Infoscience

Journal article

Single Cell Electrochemiluminescence Imaging: From the Proof-of-Concept to Disposable Device-Based Analysis

We report here the development of coreactant-based electro-generated chemiluminescence (ECL) as a surface-confined microscopy to image single cells and their membrane proteins. Labeling the entire cell membrane allows one to demonstrate that, by contrast with fluorescence, ECL emission is only detected from fluorophores located in the immediate vicinity of the electrode surface (i.e., 1−2 μm).
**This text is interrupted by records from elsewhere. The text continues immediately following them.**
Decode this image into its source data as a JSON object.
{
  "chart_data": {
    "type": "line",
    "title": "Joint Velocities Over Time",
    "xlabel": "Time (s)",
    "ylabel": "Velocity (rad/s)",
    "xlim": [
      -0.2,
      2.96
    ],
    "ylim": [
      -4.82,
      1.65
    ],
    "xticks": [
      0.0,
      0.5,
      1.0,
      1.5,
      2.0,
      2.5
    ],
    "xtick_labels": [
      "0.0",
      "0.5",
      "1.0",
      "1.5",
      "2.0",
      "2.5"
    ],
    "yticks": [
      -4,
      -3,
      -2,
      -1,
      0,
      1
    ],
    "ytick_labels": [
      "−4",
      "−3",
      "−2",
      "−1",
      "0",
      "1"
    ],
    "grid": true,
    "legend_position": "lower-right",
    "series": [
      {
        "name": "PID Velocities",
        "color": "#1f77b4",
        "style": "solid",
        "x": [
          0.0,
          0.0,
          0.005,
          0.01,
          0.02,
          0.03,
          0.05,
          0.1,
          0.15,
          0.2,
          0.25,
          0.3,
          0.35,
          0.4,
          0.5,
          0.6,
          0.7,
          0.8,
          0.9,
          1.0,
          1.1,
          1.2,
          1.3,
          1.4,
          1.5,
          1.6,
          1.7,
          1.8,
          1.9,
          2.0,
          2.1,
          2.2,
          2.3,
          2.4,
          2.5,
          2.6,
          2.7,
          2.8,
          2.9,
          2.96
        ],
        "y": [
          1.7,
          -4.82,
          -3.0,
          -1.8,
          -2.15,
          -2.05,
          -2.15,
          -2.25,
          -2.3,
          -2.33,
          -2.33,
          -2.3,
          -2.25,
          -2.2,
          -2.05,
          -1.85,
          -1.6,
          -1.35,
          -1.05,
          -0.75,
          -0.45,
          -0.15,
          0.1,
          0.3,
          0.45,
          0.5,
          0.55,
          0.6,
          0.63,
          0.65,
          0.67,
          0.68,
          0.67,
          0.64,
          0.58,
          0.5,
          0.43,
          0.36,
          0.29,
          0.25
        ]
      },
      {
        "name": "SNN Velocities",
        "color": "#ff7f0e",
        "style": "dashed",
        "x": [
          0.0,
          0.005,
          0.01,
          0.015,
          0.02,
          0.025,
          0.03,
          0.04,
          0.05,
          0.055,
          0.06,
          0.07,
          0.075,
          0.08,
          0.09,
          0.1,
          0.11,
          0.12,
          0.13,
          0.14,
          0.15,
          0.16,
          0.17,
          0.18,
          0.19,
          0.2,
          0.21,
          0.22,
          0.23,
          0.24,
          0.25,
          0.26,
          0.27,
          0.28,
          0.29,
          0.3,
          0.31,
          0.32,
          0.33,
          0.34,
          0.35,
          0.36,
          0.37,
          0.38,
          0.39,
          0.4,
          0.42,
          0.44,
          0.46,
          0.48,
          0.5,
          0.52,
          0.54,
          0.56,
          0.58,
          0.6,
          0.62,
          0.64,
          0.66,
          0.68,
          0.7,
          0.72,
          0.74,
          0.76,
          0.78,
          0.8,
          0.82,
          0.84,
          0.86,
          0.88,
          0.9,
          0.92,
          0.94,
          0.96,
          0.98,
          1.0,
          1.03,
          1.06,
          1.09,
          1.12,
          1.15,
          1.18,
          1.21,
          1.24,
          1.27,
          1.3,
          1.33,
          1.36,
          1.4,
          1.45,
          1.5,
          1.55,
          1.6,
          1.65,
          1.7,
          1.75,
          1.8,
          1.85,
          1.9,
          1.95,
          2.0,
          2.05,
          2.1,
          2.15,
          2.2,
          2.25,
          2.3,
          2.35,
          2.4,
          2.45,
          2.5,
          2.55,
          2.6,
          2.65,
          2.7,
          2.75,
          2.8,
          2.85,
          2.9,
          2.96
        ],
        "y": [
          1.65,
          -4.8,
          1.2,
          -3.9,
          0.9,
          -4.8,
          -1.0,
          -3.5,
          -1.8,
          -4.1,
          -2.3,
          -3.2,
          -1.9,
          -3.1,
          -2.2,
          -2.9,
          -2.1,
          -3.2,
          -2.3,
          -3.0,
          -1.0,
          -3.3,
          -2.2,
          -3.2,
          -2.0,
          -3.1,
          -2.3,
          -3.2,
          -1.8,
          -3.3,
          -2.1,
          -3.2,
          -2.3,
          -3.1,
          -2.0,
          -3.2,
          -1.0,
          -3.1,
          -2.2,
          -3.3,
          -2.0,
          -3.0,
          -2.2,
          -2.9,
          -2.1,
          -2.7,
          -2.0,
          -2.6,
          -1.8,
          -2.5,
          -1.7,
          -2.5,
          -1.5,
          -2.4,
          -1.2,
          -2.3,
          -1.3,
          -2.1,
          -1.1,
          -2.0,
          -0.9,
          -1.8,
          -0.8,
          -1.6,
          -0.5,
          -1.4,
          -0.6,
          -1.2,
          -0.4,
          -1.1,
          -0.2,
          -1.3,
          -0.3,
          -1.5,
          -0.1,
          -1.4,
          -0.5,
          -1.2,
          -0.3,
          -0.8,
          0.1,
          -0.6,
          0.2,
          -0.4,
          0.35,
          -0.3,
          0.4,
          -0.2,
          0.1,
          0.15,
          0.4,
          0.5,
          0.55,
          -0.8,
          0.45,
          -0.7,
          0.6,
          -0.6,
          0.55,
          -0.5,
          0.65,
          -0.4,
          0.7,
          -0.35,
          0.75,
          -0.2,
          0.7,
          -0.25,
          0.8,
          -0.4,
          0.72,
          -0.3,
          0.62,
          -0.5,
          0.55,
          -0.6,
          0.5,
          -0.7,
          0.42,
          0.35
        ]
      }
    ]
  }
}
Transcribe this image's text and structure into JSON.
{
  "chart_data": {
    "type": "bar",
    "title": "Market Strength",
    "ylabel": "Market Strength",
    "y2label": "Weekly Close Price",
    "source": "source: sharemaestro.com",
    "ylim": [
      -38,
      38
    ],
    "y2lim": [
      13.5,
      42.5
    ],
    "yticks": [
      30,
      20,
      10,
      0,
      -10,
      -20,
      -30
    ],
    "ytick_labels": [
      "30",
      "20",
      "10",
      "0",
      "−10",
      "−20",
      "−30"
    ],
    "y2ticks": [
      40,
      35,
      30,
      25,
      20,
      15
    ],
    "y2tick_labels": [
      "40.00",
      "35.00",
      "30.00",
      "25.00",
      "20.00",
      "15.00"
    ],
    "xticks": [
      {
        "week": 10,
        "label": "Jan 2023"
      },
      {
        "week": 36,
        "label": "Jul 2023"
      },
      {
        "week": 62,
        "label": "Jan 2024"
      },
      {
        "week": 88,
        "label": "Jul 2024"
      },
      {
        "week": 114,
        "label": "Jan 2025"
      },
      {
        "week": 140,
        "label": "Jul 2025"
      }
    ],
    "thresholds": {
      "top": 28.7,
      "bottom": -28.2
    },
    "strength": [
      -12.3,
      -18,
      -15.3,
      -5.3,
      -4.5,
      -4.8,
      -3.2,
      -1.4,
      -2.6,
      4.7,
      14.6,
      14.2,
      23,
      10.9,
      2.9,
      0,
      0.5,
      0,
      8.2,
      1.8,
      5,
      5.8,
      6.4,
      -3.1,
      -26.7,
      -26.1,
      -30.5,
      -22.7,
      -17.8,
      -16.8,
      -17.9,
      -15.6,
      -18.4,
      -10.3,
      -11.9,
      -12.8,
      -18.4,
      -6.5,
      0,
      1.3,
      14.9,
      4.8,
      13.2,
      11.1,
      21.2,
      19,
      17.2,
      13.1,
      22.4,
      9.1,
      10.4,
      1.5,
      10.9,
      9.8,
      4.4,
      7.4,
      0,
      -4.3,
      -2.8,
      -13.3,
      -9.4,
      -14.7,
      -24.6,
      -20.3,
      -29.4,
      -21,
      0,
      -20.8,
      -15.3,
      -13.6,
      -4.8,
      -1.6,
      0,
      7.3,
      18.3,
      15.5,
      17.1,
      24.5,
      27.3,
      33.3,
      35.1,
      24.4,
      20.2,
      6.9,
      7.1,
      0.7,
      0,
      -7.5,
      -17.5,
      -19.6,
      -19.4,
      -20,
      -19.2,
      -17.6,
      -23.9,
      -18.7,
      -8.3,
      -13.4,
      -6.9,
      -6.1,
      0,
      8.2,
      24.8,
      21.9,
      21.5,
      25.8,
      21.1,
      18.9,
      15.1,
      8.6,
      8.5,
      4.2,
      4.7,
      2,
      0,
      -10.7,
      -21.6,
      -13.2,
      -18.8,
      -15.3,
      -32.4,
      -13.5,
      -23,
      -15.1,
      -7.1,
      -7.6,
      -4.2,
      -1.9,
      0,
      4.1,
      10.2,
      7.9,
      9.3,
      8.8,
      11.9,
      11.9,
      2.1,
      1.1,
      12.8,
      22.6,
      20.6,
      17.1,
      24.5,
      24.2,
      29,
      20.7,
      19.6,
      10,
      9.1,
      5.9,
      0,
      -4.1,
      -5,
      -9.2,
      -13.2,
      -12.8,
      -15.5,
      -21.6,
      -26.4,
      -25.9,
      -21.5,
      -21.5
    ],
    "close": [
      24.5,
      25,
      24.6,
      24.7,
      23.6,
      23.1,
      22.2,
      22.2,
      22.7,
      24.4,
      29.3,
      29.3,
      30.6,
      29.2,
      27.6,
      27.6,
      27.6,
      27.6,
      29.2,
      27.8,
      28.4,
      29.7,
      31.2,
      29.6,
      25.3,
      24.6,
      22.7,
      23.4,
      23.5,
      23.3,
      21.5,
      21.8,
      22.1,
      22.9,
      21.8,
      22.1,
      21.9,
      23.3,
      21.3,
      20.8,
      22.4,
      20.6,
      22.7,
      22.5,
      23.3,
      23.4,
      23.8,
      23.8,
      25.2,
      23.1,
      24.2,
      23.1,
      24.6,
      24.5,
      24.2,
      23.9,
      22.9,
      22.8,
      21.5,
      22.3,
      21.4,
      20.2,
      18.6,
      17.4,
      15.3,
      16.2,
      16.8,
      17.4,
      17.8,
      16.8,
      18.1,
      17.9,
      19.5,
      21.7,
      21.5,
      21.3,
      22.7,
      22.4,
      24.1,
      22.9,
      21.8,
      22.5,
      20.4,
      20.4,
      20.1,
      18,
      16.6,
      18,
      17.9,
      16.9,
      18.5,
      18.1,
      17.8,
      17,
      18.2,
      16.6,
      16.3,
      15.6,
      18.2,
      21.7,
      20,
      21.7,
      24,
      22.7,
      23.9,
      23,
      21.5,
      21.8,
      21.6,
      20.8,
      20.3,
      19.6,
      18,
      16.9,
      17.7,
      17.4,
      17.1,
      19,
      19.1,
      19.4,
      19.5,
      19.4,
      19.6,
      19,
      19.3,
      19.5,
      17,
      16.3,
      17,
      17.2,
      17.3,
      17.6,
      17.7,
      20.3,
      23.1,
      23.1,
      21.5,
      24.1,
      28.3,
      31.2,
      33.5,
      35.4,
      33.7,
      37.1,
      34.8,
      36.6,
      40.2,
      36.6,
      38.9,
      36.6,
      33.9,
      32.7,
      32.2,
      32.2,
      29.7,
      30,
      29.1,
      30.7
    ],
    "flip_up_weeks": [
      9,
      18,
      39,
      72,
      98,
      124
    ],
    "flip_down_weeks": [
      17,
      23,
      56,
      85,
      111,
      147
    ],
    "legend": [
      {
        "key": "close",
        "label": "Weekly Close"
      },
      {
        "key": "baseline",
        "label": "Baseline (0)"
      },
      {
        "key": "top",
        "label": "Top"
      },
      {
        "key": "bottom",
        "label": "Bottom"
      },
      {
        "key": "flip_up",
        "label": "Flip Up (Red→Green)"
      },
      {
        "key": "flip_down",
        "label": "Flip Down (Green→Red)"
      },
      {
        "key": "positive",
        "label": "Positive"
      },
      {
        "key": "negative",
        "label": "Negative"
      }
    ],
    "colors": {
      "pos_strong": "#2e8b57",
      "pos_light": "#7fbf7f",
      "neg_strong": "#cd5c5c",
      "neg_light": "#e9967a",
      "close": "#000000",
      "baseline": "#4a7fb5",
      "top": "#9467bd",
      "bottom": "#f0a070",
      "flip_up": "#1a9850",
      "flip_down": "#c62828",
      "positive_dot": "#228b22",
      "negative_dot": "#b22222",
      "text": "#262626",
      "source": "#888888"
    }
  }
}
Then, to present the potential diagnostic applications of our approach, we selected carbon nanotubes (CNT)-based inkjet-printed disposable electrodes for the direct ECL imaging of a labeled plasma receptor overexpressed on tumor cells. The ECL fluorophore was linked to an antibody and enabled to localize the ECL generation on the cancer cell membrane in close proximity to the electrode surface. Such a result is intrinsically associated with the unique ECL mechanism and is rationalized by considering the limited lifetimes of the electrogenerated coreactant radicals. The electrochemical stimulus used for luminescence generation does not suffer from background signals, such as the typical autofluorescence of biological samples. The presented surface-confined ECL microscopy should find promising applications in ultrasensitive single cell imaging assays.